IV. CERTIFICATE OF APPEALABILITY
A Certificate of Appealability may issue where a movant made a “substantial showing of the denial of a constitutional right.” 28 U.S.C. § 2253(c)(2). This standard requires a movant to demonstrate that “reasonable jurists would find that the district court's assessment of the constitutional claims debatable or wrong.” Slack v. McDaniel, 529 U.S. 473, 484 (2000) (stating that issuance of a Certificate of Appealability in the context of a habeas petition filed under 28 U.S.C. § 2254, which legal reasoning applies with equal force to motions to vacate brought pursuant to 28 U.S.C. § 2255); see also Miller-El v. Cockrell, 123 S.Ct. 1029, 1039-40 (2003). The reviewing court must indicate which specific issues satisfy the “substantial showing” requirement. 28 U.S.C. § 2253(c)(3); Bradley v. Birkett, 156 Fed.Appx. 771, 774 (6th Cir. 2005).
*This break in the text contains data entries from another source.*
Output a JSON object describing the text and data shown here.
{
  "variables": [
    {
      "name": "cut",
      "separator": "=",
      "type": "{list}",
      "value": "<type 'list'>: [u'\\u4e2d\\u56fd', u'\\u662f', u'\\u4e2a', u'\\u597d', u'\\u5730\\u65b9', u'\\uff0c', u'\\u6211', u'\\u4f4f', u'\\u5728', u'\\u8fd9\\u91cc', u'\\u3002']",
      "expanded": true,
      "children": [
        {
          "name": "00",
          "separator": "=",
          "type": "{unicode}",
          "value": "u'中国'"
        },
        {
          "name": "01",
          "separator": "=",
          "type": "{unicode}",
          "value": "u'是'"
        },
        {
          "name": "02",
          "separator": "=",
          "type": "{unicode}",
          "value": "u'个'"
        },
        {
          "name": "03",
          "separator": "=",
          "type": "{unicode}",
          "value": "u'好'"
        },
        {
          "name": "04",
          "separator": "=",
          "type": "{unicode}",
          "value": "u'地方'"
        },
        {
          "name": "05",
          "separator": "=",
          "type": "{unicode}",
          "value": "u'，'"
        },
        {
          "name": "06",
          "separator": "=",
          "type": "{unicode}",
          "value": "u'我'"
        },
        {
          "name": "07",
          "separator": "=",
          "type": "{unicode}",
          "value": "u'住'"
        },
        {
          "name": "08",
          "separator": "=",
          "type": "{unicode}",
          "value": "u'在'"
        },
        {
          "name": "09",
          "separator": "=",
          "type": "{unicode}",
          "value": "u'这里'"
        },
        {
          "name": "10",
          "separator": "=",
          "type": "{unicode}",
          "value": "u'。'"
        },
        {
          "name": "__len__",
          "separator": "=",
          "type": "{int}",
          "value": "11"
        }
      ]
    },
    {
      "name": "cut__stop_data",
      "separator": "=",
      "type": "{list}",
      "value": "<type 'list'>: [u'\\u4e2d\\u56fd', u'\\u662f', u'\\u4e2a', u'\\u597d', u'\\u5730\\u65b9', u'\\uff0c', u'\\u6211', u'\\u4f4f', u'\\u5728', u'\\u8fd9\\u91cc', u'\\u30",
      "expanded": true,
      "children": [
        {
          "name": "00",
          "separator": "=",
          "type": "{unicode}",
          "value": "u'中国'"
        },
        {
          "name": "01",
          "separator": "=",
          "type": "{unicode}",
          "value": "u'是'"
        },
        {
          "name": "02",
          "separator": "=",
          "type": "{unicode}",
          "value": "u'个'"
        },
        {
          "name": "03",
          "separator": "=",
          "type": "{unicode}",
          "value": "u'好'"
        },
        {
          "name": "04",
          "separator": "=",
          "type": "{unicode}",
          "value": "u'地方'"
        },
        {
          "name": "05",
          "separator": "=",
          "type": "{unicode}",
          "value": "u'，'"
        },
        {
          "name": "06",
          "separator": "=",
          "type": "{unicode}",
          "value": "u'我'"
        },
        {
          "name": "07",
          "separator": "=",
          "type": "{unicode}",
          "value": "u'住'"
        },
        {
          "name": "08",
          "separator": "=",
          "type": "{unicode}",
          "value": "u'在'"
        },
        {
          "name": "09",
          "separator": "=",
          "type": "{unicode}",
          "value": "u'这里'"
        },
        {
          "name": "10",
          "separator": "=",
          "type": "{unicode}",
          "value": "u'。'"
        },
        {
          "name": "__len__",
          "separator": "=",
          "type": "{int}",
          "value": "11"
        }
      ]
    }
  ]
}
Here, Young has not made a “substantial showing” as to any claimed denial of his constitutional rights. Moreover, the Court is unconvinced that reasonable jurists would find its determination on the merits debatable. Therefore, this Court recommends that the District Court deny a Certificate of Appealability, should Young request one.
V. RECOMMENDATION
Upon review of the record and for the reasons stated herein, and in accordance with Rule 10 of the Rules Governing Section 2255 Habeas Cases, IT IS RECOMMENDED that:
1. Young's Motion to Vacate Pursuant to 28 U.S.C. § 2255 be DENIED, and the matter be DISMISSED;
2. Young's motion for an Evidentiary Hearing be DENIED; and
3. A Certificate of Appealability be DENIED as to all issues raised, should Young so request.
The parties are directed to 28 U.S.C. § 636(b)(1) for a review of appeal rights governing this Recommended Disposition. Particularized objections to this Recommended Disposition must be filed within fourteen days from the date of service thereof or further appeal is waived. United States v. Campbell, 261 F.3d 628, 632 (6th Cir. 2001); Thomas v. Ann, 728 F.2d 813, 815 (6th Cir. 1984). General objections or objections that require a judge's interpretation are insufficient to preserve the right to appeal. Cowherd v. Million, 380 F.3d 909, 912 (6th Cir. 2004); Miller v. Currie, 50 F.3d 373, 380 (6th Cir. 1995). A party may file a response to another party's objections within fourteen days after being served with a copy thereof. 28 U.S.C. § 636(b)(1)(C); FED. R. CRIM. P. 59(b)(1).